One funny thing both Anne and Jet Li get to do is kiss Tchéky Karyo. There are other moments of intersection but this one's pretty wild. Nikita kisses him goodbye, Jet Li "kisses" him goodbye. In Nikita, Tchéky receives the kiss ambivalently because it is the first from her and also the last, as she promptly informs him afterwards. It had taken him years of longing and self-repression to reach this moment, and when it finally comes, he is told nothing is possible after it. The painful look on his eyes as she closes the door in face, he's almost bleeding at the eyes. Can this guy act or what?

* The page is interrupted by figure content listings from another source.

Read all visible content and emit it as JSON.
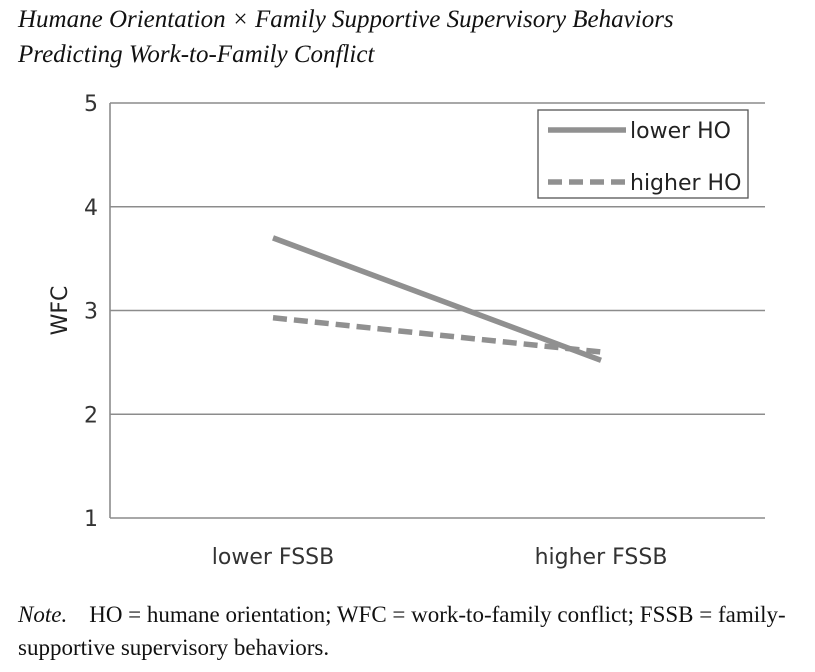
{
  "title": {
    "line1": "Humane Orientation × Family Supportive Supervisory Behaviors",
    "line2": "Predicting Work-to-Family Conflict"
  },
  "note": {
    "label": "Note.",
    "text": "HO = humane orientation; WFC = work-to-family conflict; FSSB = family-supportive supervisory behaviors."
  },
  "chart_data": {
    "type": "line",
    "categories": [
      "lower FSSB",
      "higher FSSB"
    ],
    "series": [
      {
        "name": "lower HO",
        "values": [
          3.7,
          2.52
        ],
        "style": "solid",
        "color": "#909090"
      },
      {
        "name": "higher HO",
        "values": [
          2.93,
          2.6
        ],
        "style": "dashed",
        "color": "#909090"
      }
    ],
    "ylabel": "WFC",
    "xlabel": "",
    "ylim": [
      1,
      5
    ],
    "yticks": [
      1,
      2,
      3,
      4,
      5
    ],
    "grid": true,
    "legend": "top-right"
  }
}
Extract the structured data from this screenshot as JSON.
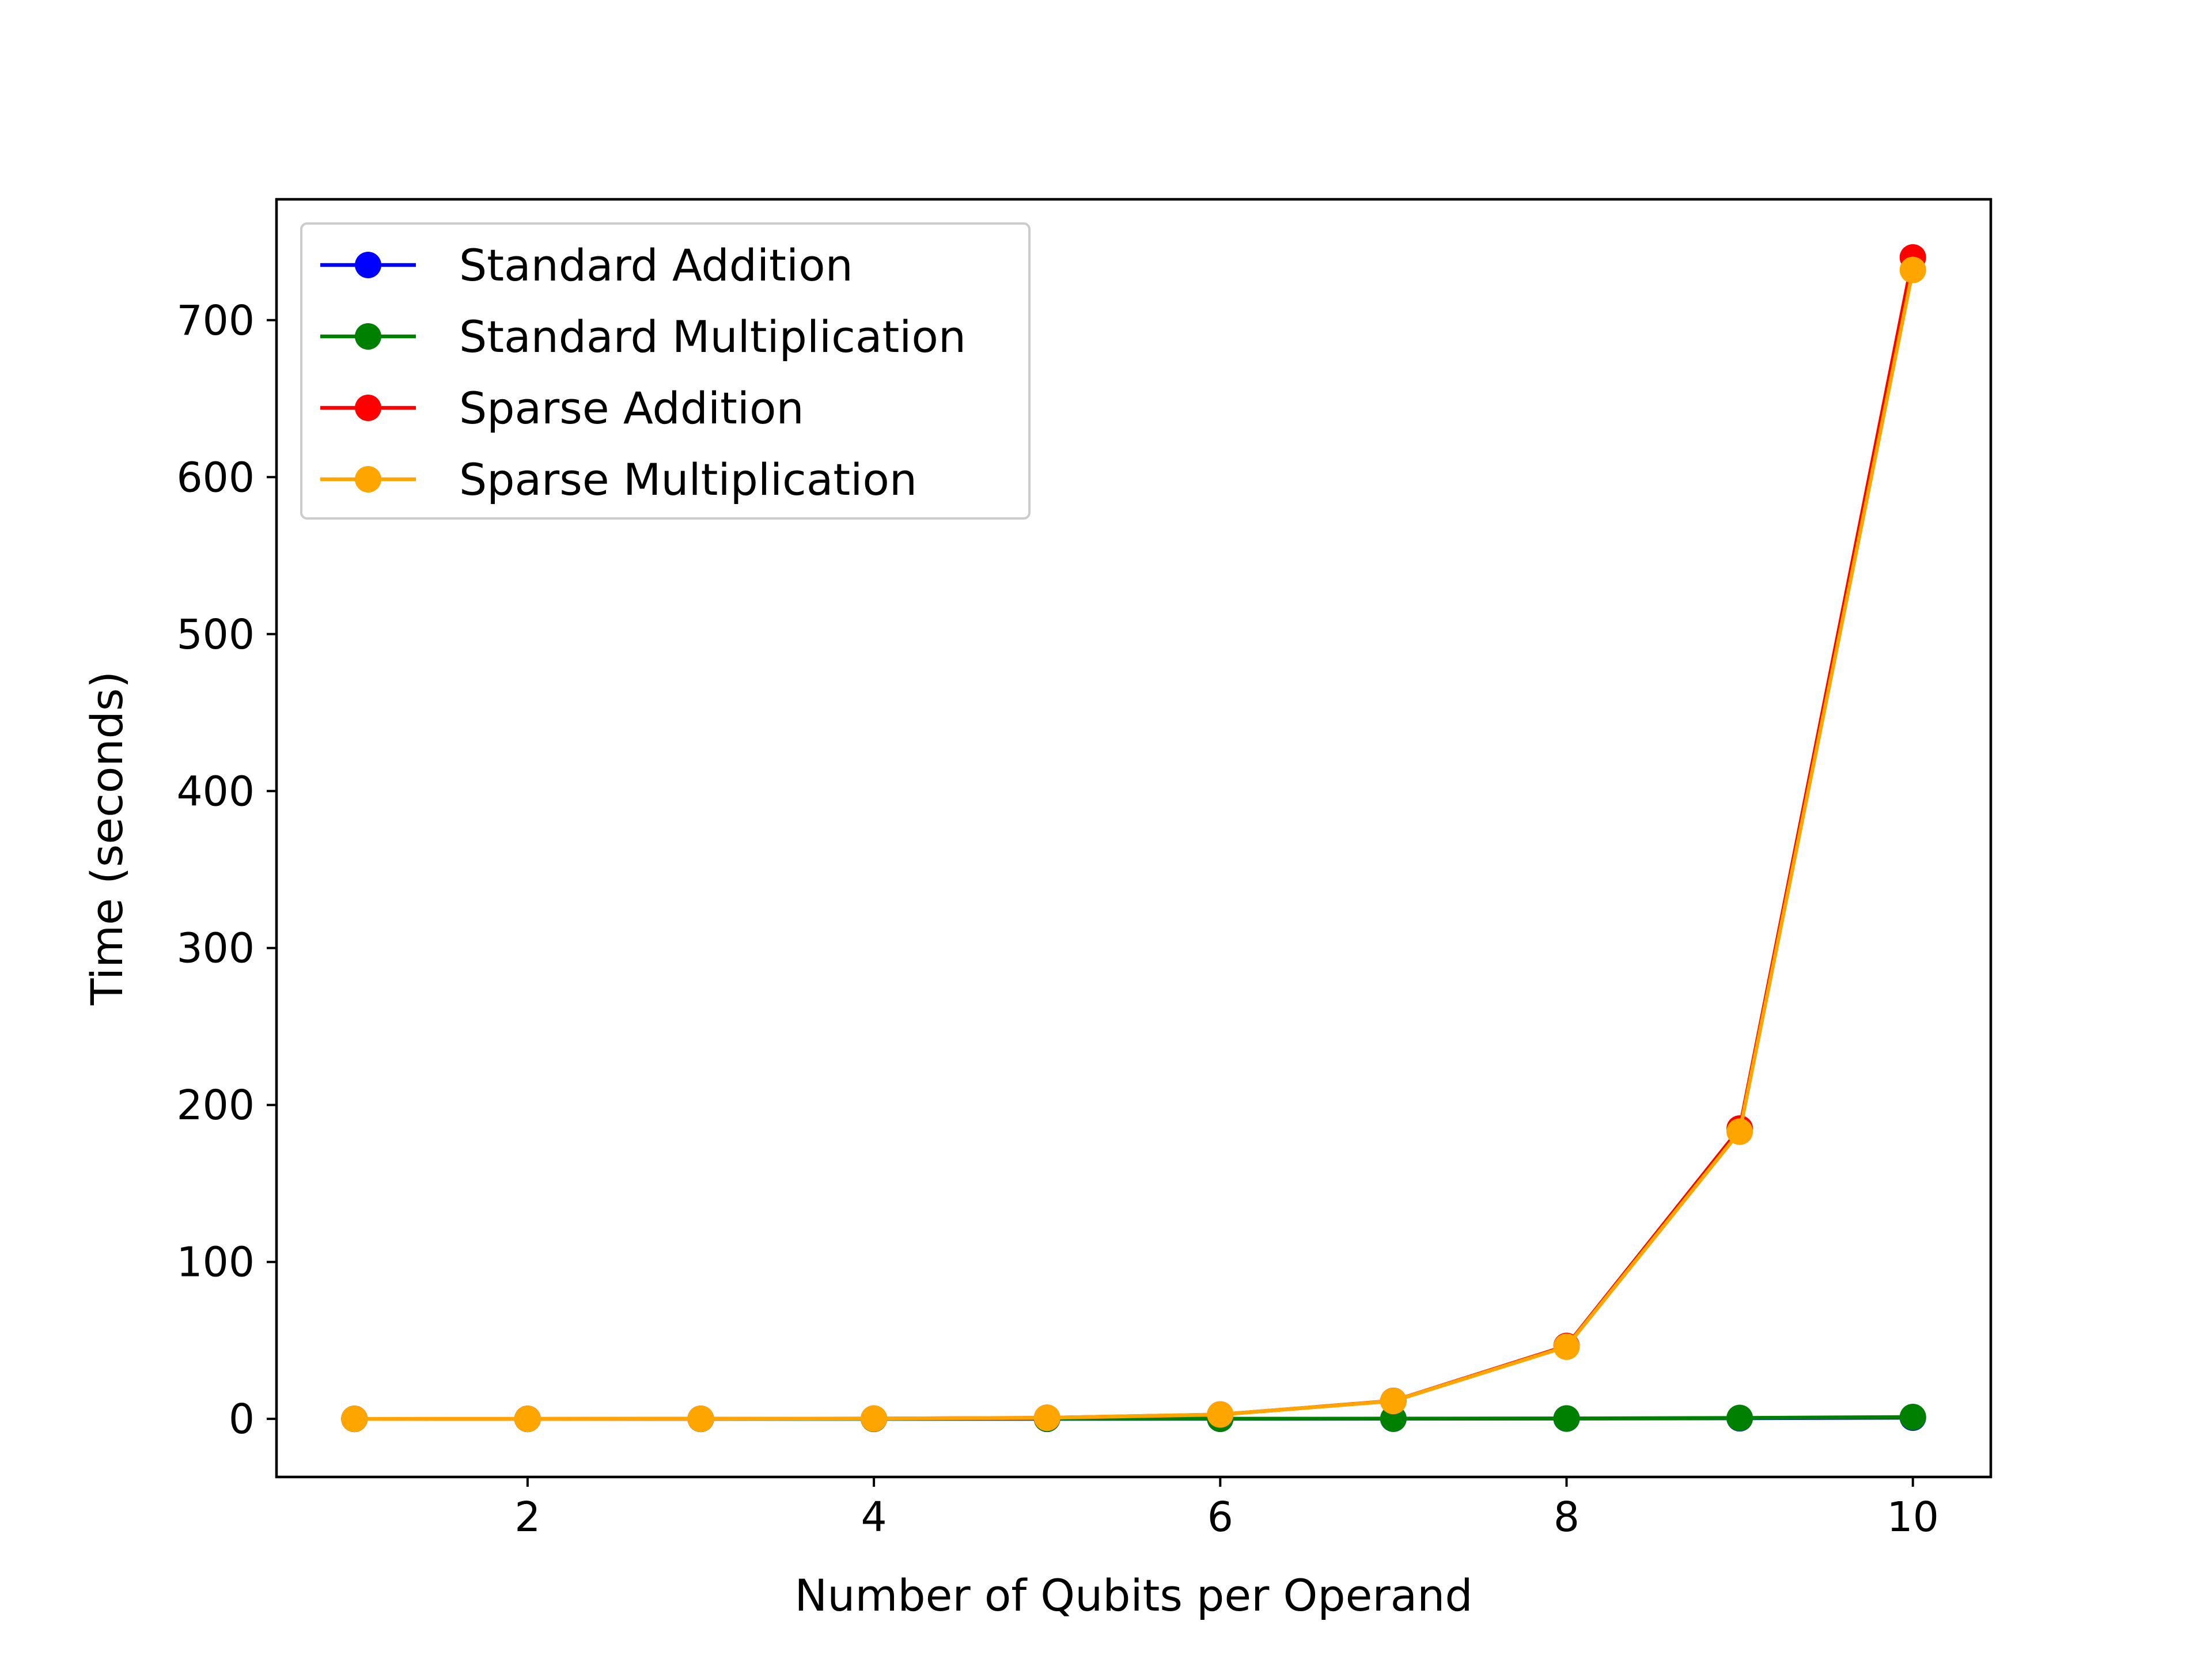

He stands in the corridor almost in convulsions, the gutted Svengali, split apart by the ecstacy of attaining what he'd been longing for and the agony of having it vanish in a second.
In KOD Jet Li's acupuncture kiss also leaves Tchéky in convulsions, it physically causes the blood to go to his head. Isn't falling in love metaphorically described as the heart going to the head?
A real treat for Jet Li and Luc Besson fans, something radically harder and yet subtler for the former, while for the latter it is good to see Besson and the gang together.